Tips and Tricks Section for Making Pearl Barley Soup
- Use a mirepoix to add flavor and depth to the soup. Mirepoix is a combination of onions, carrots, and celery, and it is a staple of French cooking. To make a mirepoix, simply chop the vegetables into small pieces and saute them in oil or butter until softened and lightly browned.
- Brown the chicken before adding it to the soup. This will help to seal in the chicken’s juices and prevent the soup from becoming watery. To brown the chicken, simply heat some oil or butter in a large pot over medium heat. Add the chicken and cook until browned on all sides.
- Cook the soup in the same pot that you used to brown the chicken. This will help to incorporate the chicken’s flavors into the soup.
- Rinse the pearl barley before cooking. This will help to remove any excess starch, which can make the soup cloudy.

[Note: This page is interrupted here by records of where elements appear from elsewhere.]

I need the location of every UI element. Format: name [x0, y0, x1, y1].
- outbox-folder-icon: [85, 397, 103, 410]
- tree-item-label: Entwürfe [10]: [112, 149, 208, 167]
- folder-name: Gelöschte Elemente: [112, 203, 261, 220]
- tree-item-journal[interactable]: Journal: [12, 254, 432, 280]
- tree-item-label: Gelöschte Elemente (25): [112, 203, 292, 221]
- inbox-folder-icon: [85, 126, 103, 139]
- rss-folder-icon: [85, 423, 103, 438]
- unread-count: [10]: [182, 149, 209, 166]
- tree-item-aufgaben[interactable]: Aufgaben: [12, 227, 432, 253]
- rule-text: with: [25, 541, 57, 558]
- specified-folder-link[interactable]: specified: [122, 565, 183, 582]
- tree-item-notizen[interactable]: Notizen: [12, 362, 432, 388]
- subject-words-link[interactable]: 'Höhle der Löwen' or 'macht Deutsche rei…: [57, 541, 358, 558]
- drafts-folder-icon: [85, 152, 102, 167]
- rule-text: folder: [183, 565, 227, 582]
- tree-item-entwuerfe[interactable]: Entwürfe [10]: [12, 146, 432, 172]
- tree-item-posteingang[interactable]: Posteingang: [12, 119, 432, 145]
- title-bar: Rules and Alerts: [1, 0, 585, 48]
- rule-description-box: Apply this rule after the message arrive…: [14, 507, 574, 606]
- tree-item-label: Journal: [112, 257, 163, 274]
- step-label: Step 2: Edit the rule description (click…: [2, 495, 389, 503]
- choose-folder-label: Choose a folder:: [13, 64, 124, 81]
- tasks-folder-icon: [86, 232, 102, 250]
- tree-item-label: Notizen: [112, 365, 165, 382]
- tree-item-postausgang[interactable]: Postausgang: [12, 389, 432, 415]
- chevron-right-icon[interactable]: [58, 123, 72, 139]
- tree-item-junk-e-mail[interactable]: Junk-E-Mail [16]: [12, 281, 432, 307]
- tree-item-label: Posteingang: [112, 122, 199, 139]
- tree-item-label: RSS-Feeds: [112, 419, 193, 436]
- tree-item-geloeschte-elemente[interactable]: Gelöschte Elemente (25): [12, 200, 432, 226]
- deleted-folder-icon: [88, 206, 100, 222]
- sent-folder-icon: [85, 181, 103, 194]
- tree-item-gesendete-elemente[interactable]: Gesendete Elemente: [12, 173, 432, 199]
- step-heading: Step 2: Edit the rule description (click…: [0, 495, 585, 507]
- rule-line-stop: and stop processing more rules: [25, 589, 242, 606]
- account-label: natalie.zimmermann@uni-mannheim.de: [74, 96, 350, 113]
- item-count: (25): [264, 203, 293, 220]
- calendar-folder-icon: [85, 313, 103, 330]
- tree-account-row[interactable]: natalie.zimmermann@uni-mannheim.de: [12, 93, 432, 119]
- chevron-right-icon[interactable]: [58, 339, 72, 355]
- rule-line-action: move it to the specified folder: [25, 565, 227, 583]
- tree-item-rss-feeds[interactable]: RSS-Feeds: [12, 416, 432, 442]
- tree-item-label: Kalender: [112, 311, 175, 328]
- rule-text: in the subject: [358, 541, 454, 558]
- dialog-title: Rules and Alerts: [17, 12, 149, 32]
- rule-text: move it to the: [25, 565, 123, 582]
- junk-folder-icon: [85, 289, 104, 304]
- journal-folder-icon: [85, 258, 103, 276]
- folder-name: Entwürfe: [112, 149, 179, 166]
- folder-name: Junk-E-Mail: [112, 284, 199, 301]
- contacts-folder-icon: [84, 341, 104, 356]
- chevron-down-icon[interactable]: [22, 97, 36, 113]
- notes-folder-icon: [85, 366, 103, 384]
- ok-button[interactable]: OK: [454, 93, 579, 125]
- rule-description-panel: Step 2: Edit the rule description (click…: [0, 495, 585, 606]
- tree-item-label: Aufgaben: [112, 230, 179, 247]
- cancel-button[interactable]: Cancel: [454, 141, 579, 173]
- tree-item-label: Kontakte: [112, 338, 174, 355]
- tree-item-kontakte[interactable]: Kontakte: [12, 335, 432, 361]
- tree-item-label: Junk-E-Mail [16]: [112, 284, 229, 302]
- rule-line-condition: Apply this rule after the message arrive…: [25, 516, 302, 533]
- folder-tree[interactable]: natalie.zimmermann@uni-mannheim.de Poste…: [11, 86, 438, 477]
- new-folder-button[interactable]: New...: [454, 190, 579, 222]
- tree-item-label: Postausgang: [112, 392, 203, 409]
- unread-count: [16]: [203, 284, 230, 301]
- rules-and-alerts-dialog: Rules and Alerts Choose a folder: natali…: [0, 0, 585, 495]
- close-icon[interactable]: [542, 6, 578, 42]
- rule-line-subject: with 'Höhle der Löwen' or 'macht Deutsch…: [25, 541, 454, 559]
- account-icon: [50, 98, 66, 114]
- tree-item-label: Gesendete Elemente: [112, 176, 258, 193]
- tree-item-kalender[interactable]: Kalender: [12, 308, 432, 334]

- Soak the pearl barley overnight if you want a creamier soup. Soaking the pearl barley will help it to cook more quickly and evenly.
Related Recipes
Chicken and Barley Soup

Ingredients
- 500 g. boneless, skinless chicken breasts, cut into bite-sized pieces
- 1 tablespoon olive oil
- 1 onion, chopped, 100 g.
- 2 carrots, chopped, 200 g.
- 2 celery stalks large, chopped, 60 g.
- 4 cups chicken broth, 1 l
- ½ cup pearl barley, 90 g.
- ½ teaspoon salt
- ¼ teaspoon black pepper
Instructions
- Heat the olive oil in a large pot over medium heat. Add the chicken and cook until browned on all sides.
- Remove the chicken from the pot and set aside.
- Add the onion, carrots, and celery to the pot and cook until softened, about 5 minutes.
- Return the chicken to the pot.
- Add the chicken broth, pearl barley, salt, and pepper. Bring to a boil, then reduce heat and simmer for 30 minutes, or until the barley is tender. Serve hot.
Notes
Nutrition
Nutrition information is automatically calculated, so should only be used as an approximation.
I’m going to try making this using my Instant Pot. I love Beef Barley Soup and use my Instant Pot to make it, so going to switch it up and make this version instead. Getting colder out now, so this will be a nice warm meal to come home too after work or being outside.
Today seems like a perfect day to make this! -8 but feels like -15!
Hope your family is doing well.
Thanks Donna! Hope you enjoy it!
I made it today and it was delicious
I’m glad you liked it!
I made this it was absolutely delicious, will definitely keep this in rotation, thanks for taking the time to create these delicious recipes.